Casi paradójicamente, fui de las que más aguantó despierta. Dormí poco y mal, me sentí sola sin su cuerpo cálido a mi lado, sin el pulso constante y sólido de su corazón bajo mi oído derecho. Finalmente terminé por desvelarme en medio de una madrugada silenciosa y fría como una cuchillada en mi rostro caliente y salí al porche, si es que aquella antesala enlosetada podía considerarse como tal, temerosa de que mis incesantes vueltas en el saco de dormir terminasen por despertar al resto en el dormitorio comunal.

La cachorra de gato calicó se levantó de la silla de plástico donde estaba enroscada y se me acercó ronroneando. No podía tener más de dos meses, aunque parecía un poco más grande entre todo aquel largo pelo tipo pompón; el rostro era dulce y armonioso, el intenso patrón coloreado no se parecía más que vagamente al de mi gata, pero por algún motivo, sus hermosos ojos verdes me recordaron a ella y me hicieron sentir en casa. Era una auténtica beldad que encandiló mi corazón desde el primer vistazo. ¿Dónde estaba su mamá? me pregunté mientras la acariciaba, dormida ya sobre mis piernas. Podía sentir sobre mí los ojos adormilados de los otros cachorros menos amigables de la manada; la gatita se estiró felizmente buscando mi mano y supe que estaba hecha para mí. Era mía como lo era Leia..., ¿o acaso era yo suya?
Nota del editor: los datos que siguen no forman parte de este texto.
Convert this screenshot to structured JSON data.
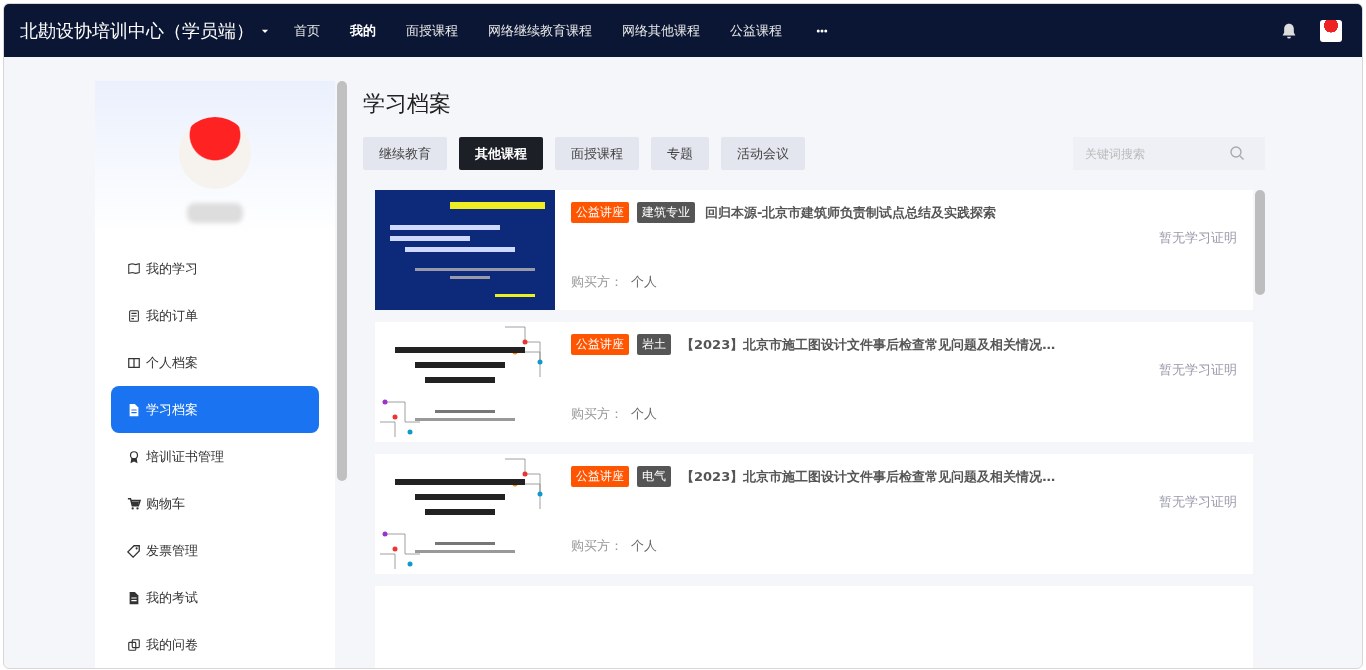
{
  "header": {
    "title": "北勘设协培训中心（学员端）",
    "nav": [
      {
        "label": "首页",
        "selected": false
      },
      {
        "label": "我的",
        "selected": true
      },
      {
        "label": "面授课程",
        "selected": false
      },
      {
        "label": "网络继续教育课程",
        "selected": false
      },
      {
        "label": "网络其他课程",
        "selected": false
      },
      {
        "label": "公益课程",
        "selected": false
      }
    ]
  },
  "sidebar": {
    "items": [
      {
        "label": "我的学习",
        "kind": "map",
        "selected": false
      },
      {
        "label": "我的订单",
        "kind": "order",
        "selected": false
      },
      {
        "label": "个人档案",
        "kind": "book",
        "selected": false
      },
      {
        "label": "学习档案",
        "kind": "file",
        "selected": true
      },
      {
        "label": "培训证书管理",
        "kind": "award",
        "selected": false
      },
      {
        "label": "购物车",
        "kind": "cart",
        "selected": false
      },
      {
        "label": "发票管理",
        "kind": "ticket",
        "selected": false
      },
      {
        "label": "我的考试",
        "kind": "file",
        "selected": false
      },
      {
        "label": "我的问卷",
        "kind": "copy",
        "selected": false
      }
    ]
  },
  "main": {
    "title": "学习档案",
    "tabs": [
      {
        "label": "继续教育",
        "selected": false
      },
      {
        "label": "其他课程",
        "selected": true
      },
      {
        "label": "面授课程",
        "selected": false
      },
      {
        "label": "专题",
        "selected": false
      },
      {
        "label": "活动会议",
        "selected": false
      }
    ],
    "search": {
      "placeholder": "关键词搜索"
    },
    "records": [
      {
        "tags": [
          {
            "label": "公益讲座",
            "color": "#ff5400"
          },
          {
            "label": "建筑专业",
            "color": "#555555"
          }
        ],
        "title": "回归本源-北京市建筑师负责制试点总结及实践探索",
        "certificate": "暂无学习证明",
        "buyer_label": "购买方：",
        "buyer": "个人"
      },
      {
        "tags": [
          {
            "label": "公益讲座",
            "color": "#ff5400"
          },
          {
            "label": "岩土",
            "color": "#555555"
          }
        ],
        "title": "【2023】北京市施工图设计文件事后检查常见问题及相关情况…",
        "certificate": "暂无学习证明",
        "buyer_label": "购买方：",
        "buyer": "个人"
      },
      {
        "tags": [
          {
            "label": "公益讲座",
            "color": "#ff5400"
          },
          {
            "label": "电气",
            "color": "#555555"
          }
        ],
        "title": "【2023】北京市施工图设计文件事后检查常见问题及相关情况…",
        "certificate": "暂无学习证明",
        "buyer_label": "购买方：",
        "buyer": "个人"
      }
    ]
  }
}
Es cierto que no me gustan demasiado los animales, pero cuando ocurre esa conexión mágica, son más familia de lo que cabría esperar. Ocurrió por primera vez con Matcha, a quien siento mío, aunque esté a decenas de miles de kilómetros de mí. Ocurrió con Leia, que me robó el sentido con sus ojitos ciegos y su pelito despeluchao con apenas seis semanas de vida. Ha ocurrido con Padme, a quien acariciaba y abrazaba contra mi pecho mientras un amanecer tardío pintaba acuarelas en el cielo de otoño.